4 Positive Impacts of SBP on Children During COVID
Impact #1 - Increases Academic Motivation
Several studies have shown that engagement is significantly linked to belongingness in schools. And this then promotes academic motivation. That is, when children feel connected to the relationships they cultivated in school, they tend to do better academically.
Those connections have now become difficult for children to maintain. And it’s because of the lockdowns imposed due to the pandemic or repeated absences of your own kids or their friends due to contracting the virus or being a close contact.
When you practice SBP, you can encourage them to use their strengths to solve their problems, one of which is remaining connected with their school. As such, they can use their own strengths to learn to keep in touch with their peers and teachers, set up study routines, and also organise an effective learning environment. They may use strengths like kindness, curiosity, creativity and team work to stay connected.
This can boost their sense of belongingness and increase their academic motivation despite the stressful circumstances they find themselves in.
Impact #2 - Improves Coping Skills
One way in which people develop skills to cope with stress is positive reappraisal. And this has been established in a number of studies.
So, what is positive reappraisal?
This involves reassessing stressful events and finding beneficial meanings from them. With this, you can help your child build mental strength for them to cope better with stressful situations. Not to mention pursue positive outcomes in spite of such situations.
But here’s the thing:
Positive appraisal is a subjective and dynamic process. And how a situation is appraised in the future depends on current experiences.
With SBP, you can foster a stronger parent-child connection and build up your child’s confidence in their strengths. As a result, they are more likely to be able to positively appraise their experiences because they know they have the strengths to find the silver lining. This way, they can cope better with stressful situations.
Impact #3 - Makes Children More Optimistic
Parents who adopt a strength-based approach to parenting help their children to deliberately seek ways to identify and cultivate strengths, positive states and qualities in their children. As a result, children exposed to SBP can learn to be more optimistic.
Due to their improved coping skills, they are more likely to identify positives in stressful situations like the pandemic. For instance, those kids may see how the changes they’ve experienced during COVID have helped them develop new technology skills and fostered their adaptability and growth from stressful life events.
This can play a significant role in improving their mental health during and after the pandemic.
Impact #4 - Helps Them Deal Better with Change
Childhood and adolescence are vulnerable and trying life stages for kids and teens. After all, they experience a surge of different and conflicting emotions as they go through physical, emotional, and social changes.

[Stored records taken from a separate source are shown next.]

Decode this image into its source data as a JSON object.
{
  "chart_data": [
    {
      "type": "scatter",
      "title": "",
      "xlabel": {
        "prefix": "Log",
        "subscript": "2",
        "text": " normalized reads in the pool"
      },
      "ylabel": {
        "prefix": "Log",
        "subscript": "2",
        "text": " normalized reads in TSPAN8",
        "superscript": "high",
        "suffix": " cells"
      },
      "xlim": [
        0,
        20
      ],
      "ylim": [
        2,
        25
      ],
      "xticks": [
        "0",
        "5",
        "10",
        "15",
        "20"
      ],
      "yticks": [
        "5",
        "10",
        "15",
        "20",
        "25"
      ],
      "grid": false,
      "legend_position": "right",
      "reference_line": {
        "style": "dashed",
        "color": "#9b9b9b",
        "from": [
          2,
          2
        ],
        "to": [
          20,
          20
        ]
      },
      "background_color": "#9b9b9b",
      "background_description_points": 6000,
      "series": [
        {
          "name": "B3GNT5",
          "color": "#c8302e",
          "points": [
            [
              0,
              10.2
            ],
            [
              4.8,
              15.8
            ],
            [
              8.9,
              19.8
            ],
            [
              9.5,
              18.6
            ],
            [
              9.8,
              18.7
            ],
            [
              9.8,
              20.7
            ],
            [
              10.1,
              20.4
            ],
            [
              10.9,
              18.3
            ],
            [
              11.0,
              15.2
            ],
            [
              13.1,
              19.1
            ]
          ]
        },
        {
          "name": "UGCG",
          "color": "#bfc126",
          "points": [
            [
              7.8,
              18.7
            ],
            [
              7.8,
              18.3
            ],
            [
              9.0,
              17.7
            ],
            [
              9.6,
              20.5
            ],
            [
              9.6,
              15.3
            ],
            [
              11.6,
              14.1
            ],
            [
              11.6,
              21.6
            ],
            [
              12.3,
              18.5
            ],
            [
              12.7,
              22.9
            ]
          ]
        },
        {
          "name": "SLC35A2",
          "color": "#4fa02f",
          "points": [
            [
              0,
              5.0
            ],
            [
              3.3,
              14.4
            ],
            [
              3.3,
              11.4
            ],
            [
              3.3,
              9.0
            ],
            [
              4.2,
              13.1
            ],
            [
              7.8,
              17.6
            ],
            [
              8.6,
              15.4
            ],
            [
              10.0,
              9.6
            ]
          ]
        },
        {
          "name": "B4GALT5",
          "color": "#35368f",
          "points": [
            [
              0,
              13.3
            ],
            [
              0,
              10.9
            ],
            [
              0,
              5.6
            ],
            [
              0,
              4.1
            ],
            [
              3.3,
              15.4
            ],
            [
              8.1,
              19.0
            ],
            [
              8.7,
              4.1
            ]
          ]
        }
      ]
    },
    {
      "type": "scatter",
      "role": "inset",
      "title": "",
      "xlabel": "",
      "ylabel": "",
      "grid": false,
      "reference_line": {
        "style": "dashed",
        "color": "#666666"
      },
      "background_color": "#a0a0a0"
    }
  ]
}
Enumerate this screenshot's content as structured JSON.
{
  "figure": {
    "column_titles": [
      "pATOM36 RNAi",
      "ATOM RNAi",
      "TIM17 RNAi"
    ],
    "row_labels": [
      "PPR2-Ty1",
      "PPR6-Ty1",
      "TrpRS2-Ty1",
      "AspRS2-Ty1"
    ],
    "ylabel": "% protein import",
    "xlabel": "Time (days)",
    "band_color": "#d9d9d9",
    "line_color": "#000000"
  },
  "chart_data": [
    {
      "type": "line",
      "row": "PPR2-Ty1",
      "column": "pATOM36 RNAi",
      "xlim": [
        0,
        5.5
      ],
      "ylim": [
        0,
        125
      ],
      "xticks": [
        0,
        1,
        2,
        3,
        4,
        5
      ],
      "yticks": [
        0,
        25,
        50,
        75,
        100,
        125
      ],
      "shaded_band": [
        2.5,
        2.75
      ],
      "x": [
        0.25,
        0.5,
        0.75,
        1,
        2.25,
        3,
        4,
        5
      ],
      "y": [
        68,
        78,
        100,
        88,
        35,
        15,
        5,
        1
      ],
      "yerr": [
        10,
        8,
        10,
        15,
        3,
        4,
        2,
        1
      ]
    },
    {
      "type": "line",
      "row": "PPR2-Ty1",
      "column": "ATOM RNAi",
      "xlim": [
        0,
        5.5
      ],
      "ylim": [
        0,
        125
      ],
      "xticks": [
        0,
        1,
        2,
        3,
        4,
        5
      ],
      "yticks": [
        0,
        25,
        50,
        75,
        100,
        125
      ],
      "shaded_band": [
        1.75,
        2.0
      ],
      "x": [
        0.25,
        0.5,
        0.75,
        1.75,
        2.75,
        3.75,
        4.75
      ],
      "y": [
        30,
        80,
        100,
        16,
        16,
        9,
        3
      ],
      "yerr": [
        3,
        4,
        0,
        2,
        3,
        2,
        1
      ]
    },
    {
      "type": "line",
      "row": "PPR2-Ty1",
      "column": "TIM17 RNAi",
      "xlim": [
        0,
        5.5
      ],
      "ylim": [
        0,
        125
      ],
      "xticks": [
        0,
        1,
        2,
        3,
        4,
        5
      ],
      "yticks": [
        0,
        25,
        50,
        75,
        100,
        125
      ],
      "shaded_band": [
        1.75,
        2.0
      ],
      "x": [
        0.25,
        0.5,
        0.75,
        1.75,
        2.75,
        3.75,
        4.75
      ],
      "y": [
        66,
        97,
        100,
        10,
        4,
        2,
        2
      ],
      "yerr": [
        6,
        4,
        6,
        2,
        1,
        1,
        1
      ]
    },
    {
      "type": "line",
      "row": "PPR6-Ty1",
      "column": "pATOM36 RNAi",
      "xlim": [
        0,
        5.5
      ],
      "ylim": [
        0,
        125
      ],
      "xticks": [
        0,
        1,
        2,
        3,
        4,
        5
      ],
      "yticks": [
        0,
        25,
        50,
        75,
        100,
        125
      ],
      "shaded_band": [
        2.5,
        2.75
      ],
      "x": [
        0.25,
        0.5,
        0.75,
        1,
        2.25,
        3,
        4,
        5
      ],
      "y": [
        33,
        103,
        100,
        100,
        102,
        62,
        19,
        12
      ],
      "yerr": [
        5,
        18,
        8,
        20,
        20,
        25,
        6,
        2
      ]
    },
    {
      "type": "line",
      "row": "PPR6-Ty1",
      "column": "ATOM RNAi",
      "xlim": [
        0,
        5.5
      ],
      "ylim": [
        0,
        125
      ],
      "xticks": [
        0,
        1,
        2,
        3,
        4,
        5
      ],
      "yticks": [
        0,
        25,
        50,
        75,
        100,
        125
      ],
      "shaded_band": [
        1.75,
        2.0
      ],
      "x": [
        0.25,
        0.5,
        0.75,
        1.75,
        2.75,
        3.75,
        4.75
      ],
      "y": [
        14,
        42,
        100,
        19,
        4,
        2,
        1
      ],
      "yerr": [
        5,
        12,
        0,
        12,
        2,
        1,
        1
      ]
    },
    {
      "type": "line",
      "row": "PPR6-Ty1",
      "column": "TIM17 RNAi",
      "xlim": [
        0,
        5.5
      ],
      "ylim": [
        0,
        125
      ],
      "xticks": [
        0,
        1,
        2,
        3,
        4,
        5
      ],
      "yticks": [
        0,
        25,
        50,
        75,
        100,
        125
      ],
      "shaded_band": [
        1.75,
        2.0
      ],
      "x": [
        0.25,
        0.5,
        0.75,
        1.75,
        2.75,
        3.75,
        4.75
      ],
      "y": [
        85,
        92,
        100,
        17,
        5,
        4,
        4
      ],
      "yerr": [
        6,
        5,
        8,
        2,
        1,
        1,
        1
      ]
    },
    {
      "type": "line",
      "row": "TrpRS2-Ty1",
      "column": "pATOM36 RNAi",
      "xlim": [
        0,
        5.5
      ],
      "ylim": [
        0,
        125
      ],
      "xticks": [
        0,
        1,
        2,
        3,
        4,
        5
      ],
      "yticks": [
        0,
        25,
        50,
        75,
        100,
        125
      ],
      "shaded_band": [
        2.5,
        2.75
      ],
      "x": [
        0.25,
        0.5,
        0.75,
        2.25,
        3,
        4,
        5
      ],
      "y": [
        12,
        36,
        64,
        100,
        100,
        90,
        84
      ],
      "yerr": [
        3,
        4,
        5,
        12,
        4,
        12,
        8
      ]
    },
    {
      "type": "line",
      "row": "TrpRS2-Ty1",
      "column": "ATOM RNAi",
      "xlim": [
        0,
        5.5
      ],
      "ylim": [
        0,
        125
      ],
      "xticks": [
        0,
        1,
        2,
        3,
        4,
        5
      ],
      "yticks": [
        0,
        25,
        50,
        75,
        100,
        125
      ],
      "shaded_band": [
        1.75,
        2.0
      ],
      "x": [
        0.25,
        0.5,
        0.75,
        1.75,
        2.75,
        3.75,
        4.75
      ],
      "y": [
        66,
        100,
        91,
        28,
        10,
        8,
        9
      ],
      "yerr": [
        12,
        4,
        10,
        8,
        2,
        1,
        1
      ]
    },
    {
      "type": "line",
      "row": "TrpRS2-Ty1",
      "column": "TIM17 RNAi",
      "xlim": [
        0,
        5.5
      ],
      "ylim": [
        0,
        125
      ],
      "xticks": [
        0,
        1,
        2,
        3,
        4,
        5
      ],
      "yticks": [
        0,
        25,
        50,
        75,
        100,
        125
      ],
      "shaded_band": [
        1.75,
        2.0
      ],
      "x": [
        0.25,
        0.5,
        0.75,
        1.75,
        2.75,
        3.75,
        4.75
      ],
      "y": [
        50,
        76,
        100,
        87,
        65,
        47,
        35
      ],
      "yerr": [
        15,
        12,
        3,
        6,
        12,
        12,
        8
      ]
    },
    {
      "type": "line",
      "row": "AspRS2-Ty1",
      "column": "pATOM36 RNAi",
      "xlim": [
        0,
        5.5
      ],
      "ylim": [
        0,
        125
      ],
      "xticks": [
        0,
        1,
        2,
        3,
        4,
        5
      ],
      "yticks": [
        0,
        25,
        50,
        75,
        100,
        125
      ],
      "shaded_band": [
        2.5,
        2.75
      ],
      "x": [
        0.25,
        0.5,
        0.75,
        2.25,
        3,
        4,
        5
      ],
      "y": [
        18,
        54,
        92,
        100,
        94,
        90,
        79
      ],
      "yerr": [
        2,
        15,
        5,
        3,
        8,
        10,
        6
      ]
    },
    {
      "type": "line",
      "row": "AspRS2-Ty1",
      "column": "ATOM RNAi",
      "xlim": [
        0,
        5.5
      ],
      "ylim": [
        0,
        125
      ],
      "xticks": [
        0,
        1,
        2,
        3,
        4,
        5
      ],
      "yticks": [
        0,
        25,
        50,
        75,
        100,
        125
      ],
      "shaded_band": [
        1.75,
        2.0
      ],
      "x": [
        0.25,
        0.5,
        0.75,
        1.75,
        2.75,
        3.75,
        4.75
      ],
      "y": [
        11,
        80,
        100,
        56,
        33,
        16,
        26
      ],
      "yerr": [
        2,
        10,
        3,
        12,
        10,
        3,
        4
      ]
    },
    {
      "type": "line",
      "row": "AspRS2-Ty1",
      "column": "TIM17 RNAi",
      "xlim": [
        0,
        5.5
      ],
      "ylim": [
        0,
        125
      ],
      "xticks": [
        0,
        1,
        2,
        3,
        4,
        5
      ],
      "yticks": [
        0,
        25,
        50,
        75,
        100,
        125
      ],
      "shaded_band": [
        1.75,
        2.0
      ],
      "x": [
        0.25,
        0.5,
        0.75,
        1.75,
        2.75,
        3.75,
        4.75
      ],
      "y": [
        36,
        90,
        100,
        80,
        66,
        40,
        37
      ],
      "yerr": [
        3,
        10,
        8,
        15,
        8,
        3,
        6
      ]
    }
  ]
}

And today, this period has become more trying for them when you add the stress brought on by the pandemic.
However, if kids and teens can learn how to regulate their emotions and form nourishing relationships, they can develop essential skills to help make this period less trying for them.
Practising SBP can help them foster these skills.
That’s because it promotes the formation of a strong bond between parent and child. And this provides them with a strong foundation for a nourishing relationship. As such, children and adolescents will be more likely to look to their parents for support. They might even be more receptive to the advice they give them.
Help Your Child Thrive Despite The Pandemic
The COVID pandemic has disrupted how families live, interact, and connect with each other.
Unfortunately, these changes have increased the stress levels of many kids. Especially as they struggle to come to terms with the deviations from their school and family life that they were used to.
But if you practice SBP, you have a better chance of increasing their capacity to cope with the stress and grow through it. It can also help them build better relationships, which can then promote their mental wellbeing.